Neither dYdX nor Consensys shared the exact number of employees who were laid off. In a brief blog post published Wednesday, Kraken said it was “making organizational discipline decisions” after appointing venture investor Arjun Sethi as co-CEO. But the company did not say whether it had cut employees, and a Kraken declined to comment when contacted by DL News.

Juliano shared few details Tuesday about the reason for the cuts at dYdX. But in a subsequent blog post published Wednesday, he said the company had stagnated as it went from “startup mode” to “company mode.”

“I went from managing the whole team to five layers of hierarchy between the builders and me,” he wrote.

“No more execs, no more middle management, no more company processes, no more fucking anything except the builders and me.”

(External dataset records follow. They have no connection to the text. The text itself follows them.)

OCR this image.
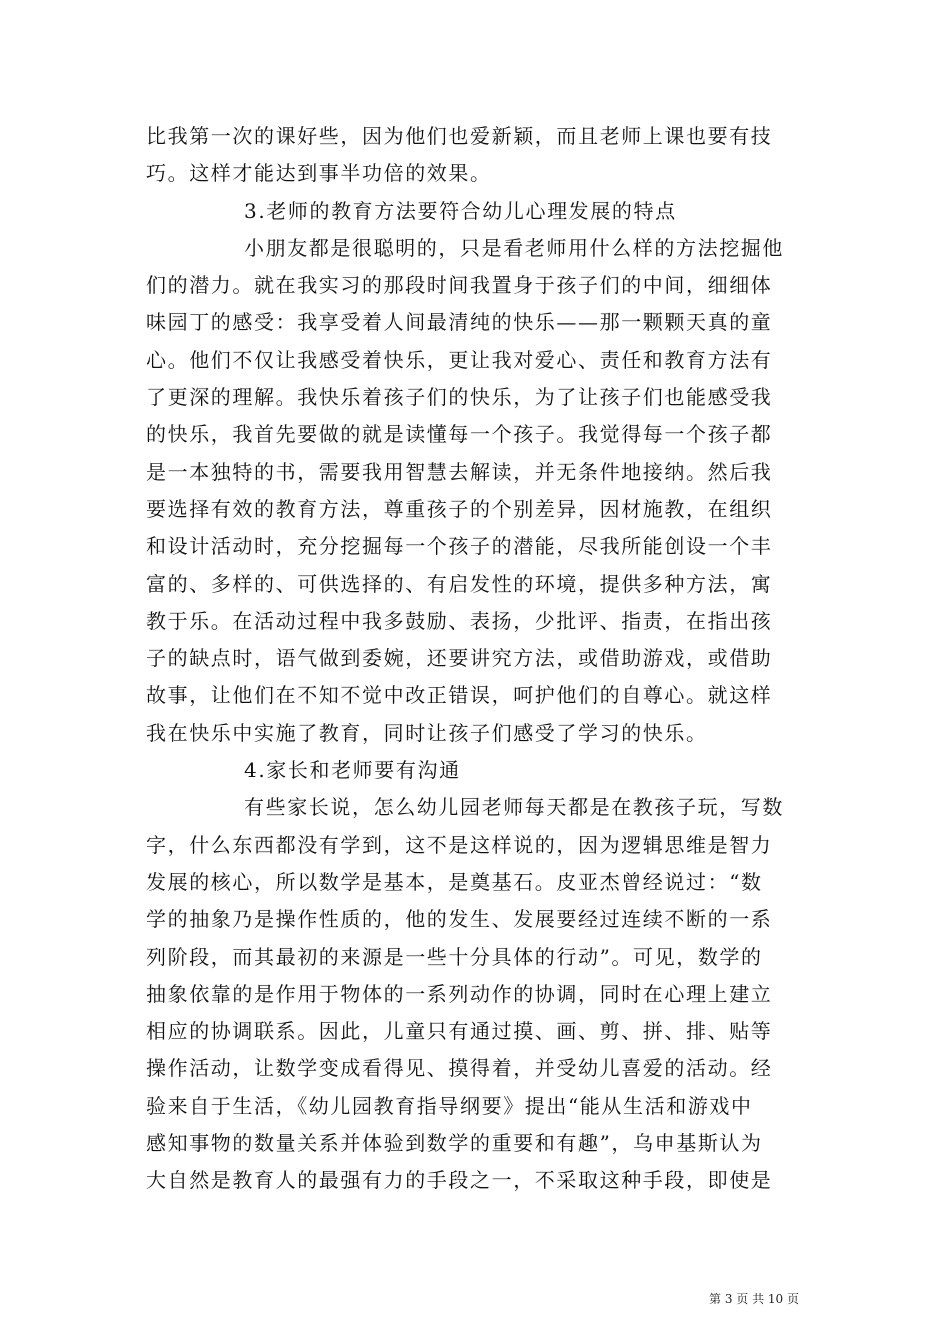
比我第一次的课好些，因为他们也爱新颖，而且老师上课也要有技
巧。这样才能达到事半功倍的效果。
3.老师的教育方法要符合幼儿心理发展的特点
小朋友都是很聪明的，只是看老师用什么样的方法挖掘他
们的潜力。就在我实习的那段时间我置身于孩子们的中间，细细体
味园丁的感受：我享受着人间最清纯的快乐——那一颗颗天真的童
心。他们不仅让我感受着快乐，更让我对爱心、责任和教育方法有
了更深的理解。我快乐着孩子们的快乐，为了让孩子们也能感受我
的快乐，我首先要做的就是读懂每一个孩子。我觉得每一个孩子都
是一本独特的书，需要我用智慧去解读，并无条件地接纳。然后我
要选择有效的教育方法，尊重孩子的个别差异，因材施教，在组织
和设计活动时，充分挖掘每一个孩子的潜能，尽我所能创设一个丰
富的、多样的、可供选择的、有启发性的环境，提供多种方法，寓
教于乐。在活动过程中我多鼓励、表扬，少批评、指责，在指出孩
子的缺点时，语气做到委婉，还要讲究方法，或借助游戏，或借助
故事，让他们在不知不觉中改正错误，呵护他们的自尊心。就这样
我在快乐中实施了教育，同时让孩子们感受了学习的快乐。
4.家长和老师要有沟通
有些家长说，怎么幼儿园老师每天都是在教孩子玩，写数
字，什么东西都没有学到，这不是这样说的，因为逻辑思维是智力
发展的核心，所以数学是基本，是奠基石。皮亚杰曾经说过：“数
学的抽象乃是操作性质的，他的发生、发展要经过连续不断的一系
列阶段，而其最初的来源是一些十分具体的行动”。可见，数学的
抽象依靠的是作用于物体的一系列动作的协调，同时在心理上建立
相应的协调联系。因此，儿童只有通过摸、画、剪、拼、排、贴等
操作活动，让数学变成看得见、摸得着，并受幼儿喜爱的活动。经
验来自于生活，《幼儿园教育指导纲要》提出“能从生活和游戏中
感知事物的数量关系并体验到数学的重要和有趣”，乌申基斯认为
大自然是教育人的最强有力的手段之一，不采取这种手段，即使是
第 3 页 共 10 页
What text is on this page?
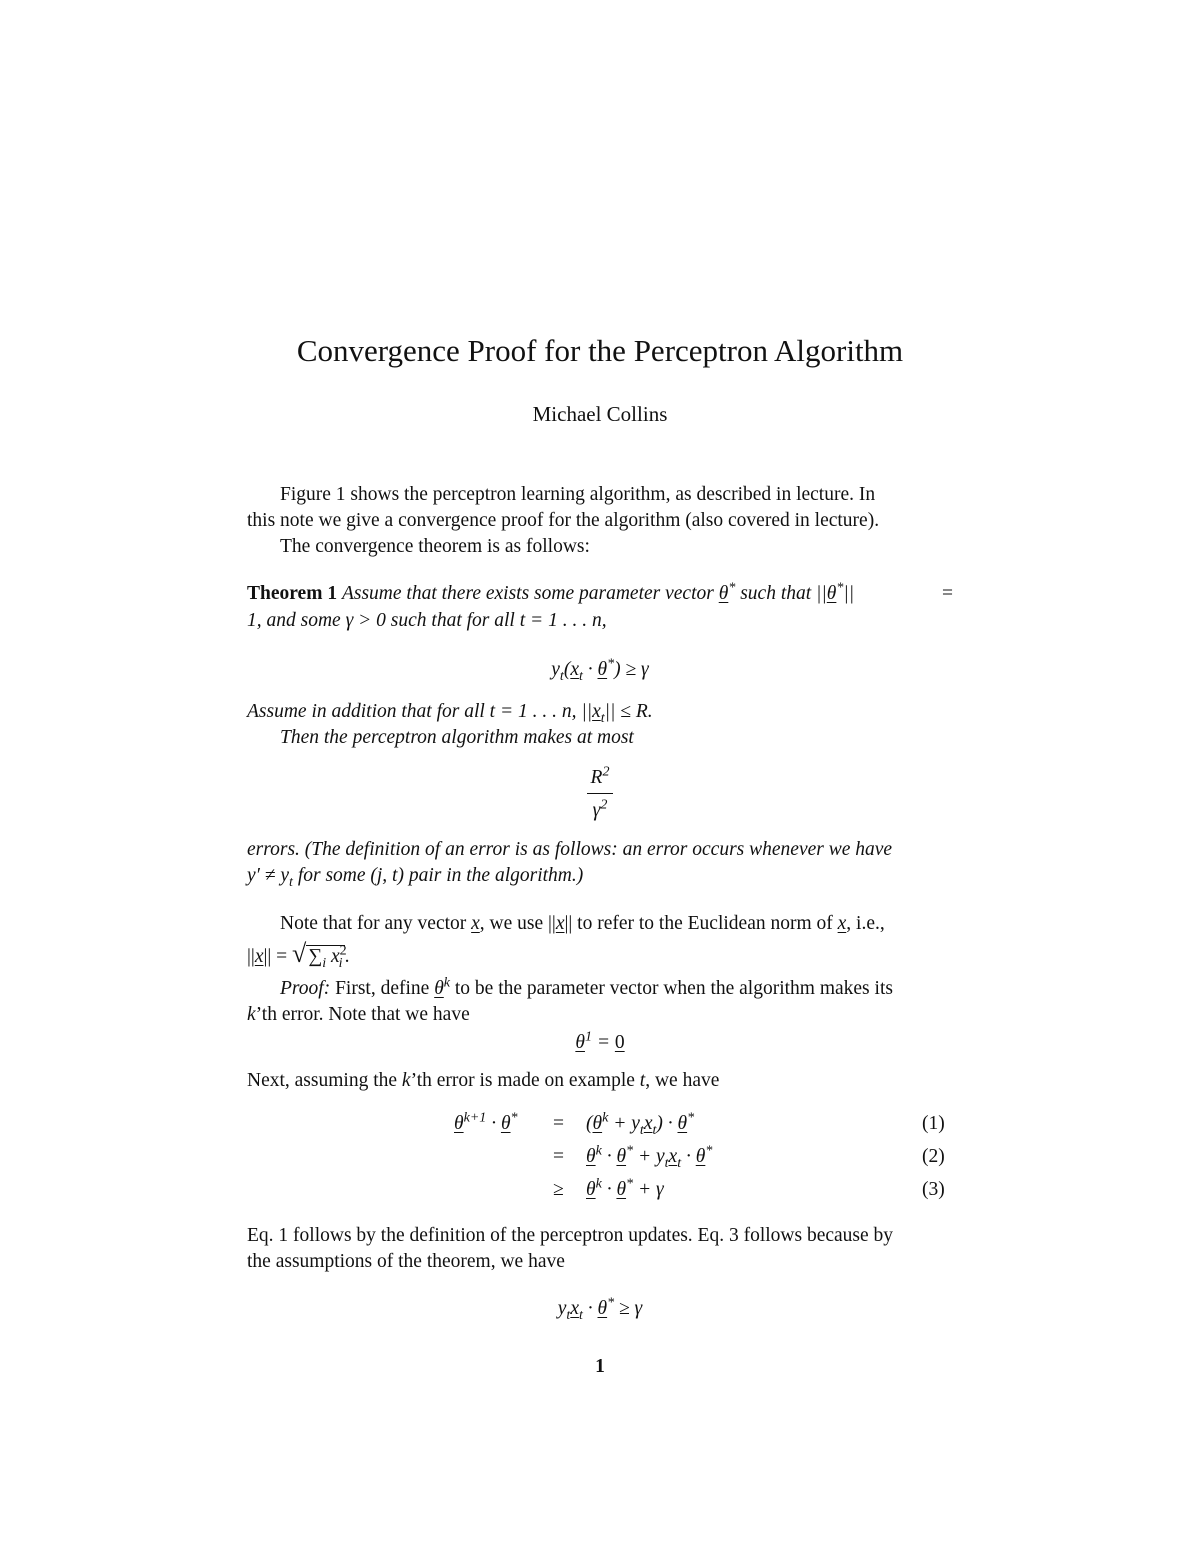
Convergence Proof for the Perceptron Algorithm
Michael Collins
Figure 1 shows the perceptron learning algorithm, as described in lecture. In
this note we give a convergence proof for the algorithm (also covered in lecture).
The convergence theorem is as follows:
Theorem 1 Assume that there exists some parameter vector θ* such that ||θ*||	=
1, and some γ > 0 such that for all t = 1 . . . n,
$y_t(x_t \cdot \theta^*) \ge \gamma$
Assume in addition that for all t = 1 . . . n, $||x_t|| \le R$.
Then the perceptron algorithm makes at most
$\frac{R^2}{\gamma^2}$
errors. (The definition of an error is as follows: an error occurs whenever we have
$y' \ne y_t$ for some (j, t) pair in the algorithm.)
Note that for any vector x, we use ||x|| to refer to the Euclidean norm of x, i.e.,
||x|| = √ $\sum_i$ $x^2_i$ .
Proof: First, define $\theta^k$ to be the parameter vector when the algorithm makes its
k’th error. Note that we have
$\theta^1 = 0$
Next, assuming the k’th error is made on example t, we have
$\theta^{k+1} \cdot \theta^* = (\theta^k + y_tx_t) \cdot \theta^*$	(1)
= $\theta^k \cdot \theta^* + y_tx_t \cdot \theta^*$	(2)
≥ $\theta^k \cdot \theta^* + \gamma$	(3)
Eq. 1 follows by the definition of the perceptron updates. Eq. 3 follows because by
the assumptions of the theorem, we have
$y_tx_t \cdot \theta^* \ge \gamma$
1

Crypto deposited in dYdX has been declining since June.

Consensys, meanwhile, blamed the US Securities and Exchange Commission’s “abuse of power” for its woes.

Consensys CEO Joseph Lubin said that the SEC’s crypto crackdown combined with “regulatory uncertainty” and “broader macroeconomic conditions” has “made navigating our evolving space unnecessarily complex for innovators, builders, investors, and businesses.”

Consensys said in April that it had been served with a Wells notice — an SEC letter informing recipients of looming enforcement action.

“Such attacks from the US government will end up costing many companies that have been investigated, sued, or sent Wells Notices, many millions of dollars,” Lubin wrote in a blog announcing the layoffs.

The company sued the SEC later that month for allegedly waging a “campaign to seize control over the future of cryptocurrency.”

Industry stalwarts Coinbase, Greyscale, and the Blockchain Association, have also taken the SEC to court to challenge its campaign to bring crypto to heel.

In his blog post, Lubin said the layoffs were part of Consensys’ “progressively decentralising itself.”

“Consensys is transforming itself to naturally evolve from a company into a Network State over time,” he wrote.

“By right-sizing and re-architecting our company now towards being a more loosely coupled set of orthogonal teams, we are positioning ourselves to contribute more effectively.”

Update, October 30: This story was updated to include reports that Kraken had laid off 15% of its workforce and that a spokesperson declined to comment on those reports.